Between 1990 and 1997, 194 eyes with cataract and POAG were operated on in a combined manner. Eighty-eight eyes received a trabeculotomy (TT), in 82 eyes a trabeculectomy was added to the trabeculotomy (TT+TE) and in 24 eyes, in which probing of Schlemm's canal was impossible, standard trabeculectomy (TE) was performed. Pre- and postoperative intraocular pressure (IOP), glaucoma medication, and the intra- and postoperative complications of all patients were analyzed.
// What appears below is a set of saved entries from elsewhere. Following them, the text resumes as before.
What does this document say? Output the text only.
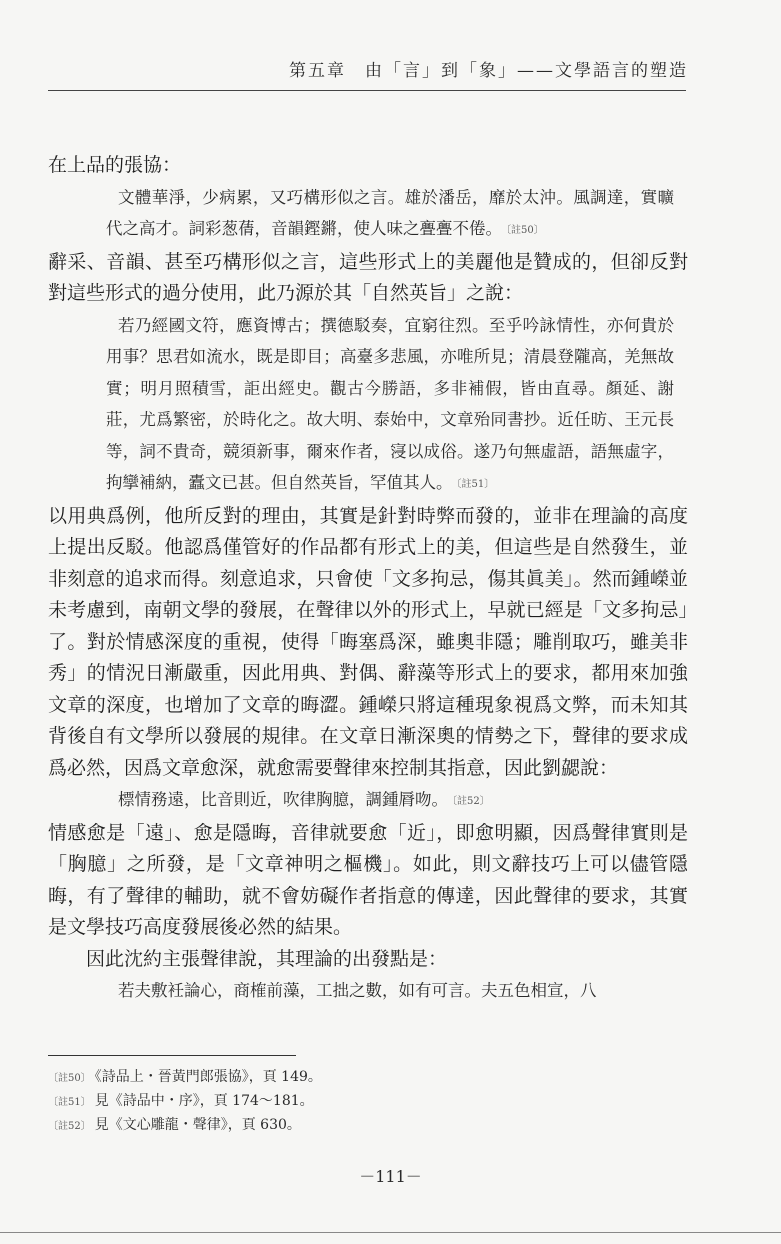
第五章　由「言」到「象」——文學語言的塑造

在上品的張協：

文體華淨，少病累，又巧構形似之言。雄於潘岳，靡於太沖。風調達，實曠代之高才。詞彩葱蒨，音韻鏗鏘，使人味之亹亹不倦。 〔註50〕

辭采、音韻、甚至巧構形似之言，這些形式上的美麗他是贊成的，但卻反對對這些形式的過分使用，此乃源於其「自然英旨」之說：

若乃經國文符，應資博古；撰德駁奏，宜窮往烈。至乎吟詠情性，亦何貴於用事？思君如流水，既是即目；高臺多悲風，亦唯所見；清晨登隴高，羌無故實；明月照積雪，詎出經史。觀古今勝語，多非補假，皆由直尋。顏延、謝莊，尤爲繁密，於時化之。故大明、泰始中，文章殆同書抄。近任昉、王元長等，詞不貴奇，競須新事，爾來作者，寖以成俗。遂乃句無虛語，語無虛字，拘攣補納，蠹文已甚。但自然英旨，罕值其人。 〔註51〕

以用典爲例，他所反對的理由，其實是針對時弊而發的，並非在理論的高度上提出反駁。他認爲僅管好的作品都有形式上的美，但這些是自然發生，並非刻意的追求而得。刻意追求，只會使「文多拘忌，傷其眞美」。然而鍾嶸並未考慮到，南朝文學的發展，在聲律以外的形式上，早就已經是「文多拘忌」了。對於情感深度的重視，使得「晦塞爲深，雖奧非隱；雕削取巧，雖美非秀」的情況日漸嚴重，因此用典、對偶、辭藻等形式上的要求，都用來加強文章的深度，也增加了文章的晦澀。鍾嶸只將這種現象視爲文弊，而未知其背後自有文學所以發展的規律。在文章日漸深奧的情勢之下，聲律的要求成爲必然，因爲文章愈深，就愈需要聲律來控制其指意，因此劉勰說：

標情務遠，比音則近，吹律胸臆，調鍾脣吻。 〔註52〕

情感愈是「遠」、愈是隱晦，音律就要愈「近」，即愈明顯，因爲聲律實則是「胸臆」之所發，是「文章神明之樞機」。如此，則文辭技巧上可以儘管隱晦，有了聲律的輔助，就不會妨礙作者指意的傳達，因此聲律的要求，其實是文學技巧高度發展後必然的結果。

因此沈約主張聲律說，其理論的出發點是：

若夫敷衽論心，商榷前藻，工拙之數，如有可言。夫五色相宣，八

〔註50〕 《詩品上・晉黃門郎張協》，頁 149。

〔註51〕 見《詩品中・序》，頁 174～181。

〔註52〕 見《文心雕龍・聲律》，頁 630。

－111－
Hyphema was the most common complication in the TT group (20.5%). Fibrin reaction occurred in 27.8% of all cases. There was no statistically significant difference in postoperative IOP between the TT group and the TT+TE group. A statistically significant decrease in IOP compared to preoperatively lasted 60 months in the TT group. In eyes with a preoperative IOP < or = 20 mmHg, none of the three procedures reduced IOP significantly (<20% of the preoperative IOP). In the first 2 years after operation 50% of the patients had no need for antiglaucomatous medication.
Cataract surgery combined with TT resulted in few complications. In low-tension glaucoma the combination with TT is not sufficient to decrease the IOP. In patients with higher preoperative IOP, however, cataract surgery combined with TT could be--on the basis of a postoperative observation time of 72 months--a suitable method for lowering the IOP sufficiently. Furthermore, the use of antiglaucomatous substances was reduced by this combined procedure.
白内障合并原发性开角型青光眼(POAG)有不同的手术方法。在一项回顾性研究中,我们检查了白内障摘除联合小梁切开术的长期效果。
1990年至1997年间,194例白内障合并POAG患者接受了联合手术。88只眼接受了小梁切开术(TT),82只眼在小梁切开术基础上加做了小梁切除术(TT+TE),24只因无法探查施莱姆管而进行了标准小梁切除术(TE)。分析了所有患者术前和术后的眼压(IOP)、青光眼用药情况以及手术中和术后并发症。
前房积血是TT组最常见的并发症(20.5%)。所有病例中有27.8%发生纤维蛋白反应。TT组与TT+TE组术后眼压无统计学显著差异。TT组眼压较术前有统计学显著下降持续了60个月。术前眼压≤20 mmHg的眼中,三种手术方法均未显著降低眼压(<术前眼压的20%)。术后头2年,50%的患者无需使用抗青光眼药物。
白内障手术联合TT并发症较少。在低眼压性青光眼中,联合TT不足以降低眼压。然而,对于术前眼压较高的患者,基于72个月的术后观察时间,白内障手术联合TT可能是充分降低眼压的合适方法。此外,这种联合手术减少了抗青光眼药物的使用。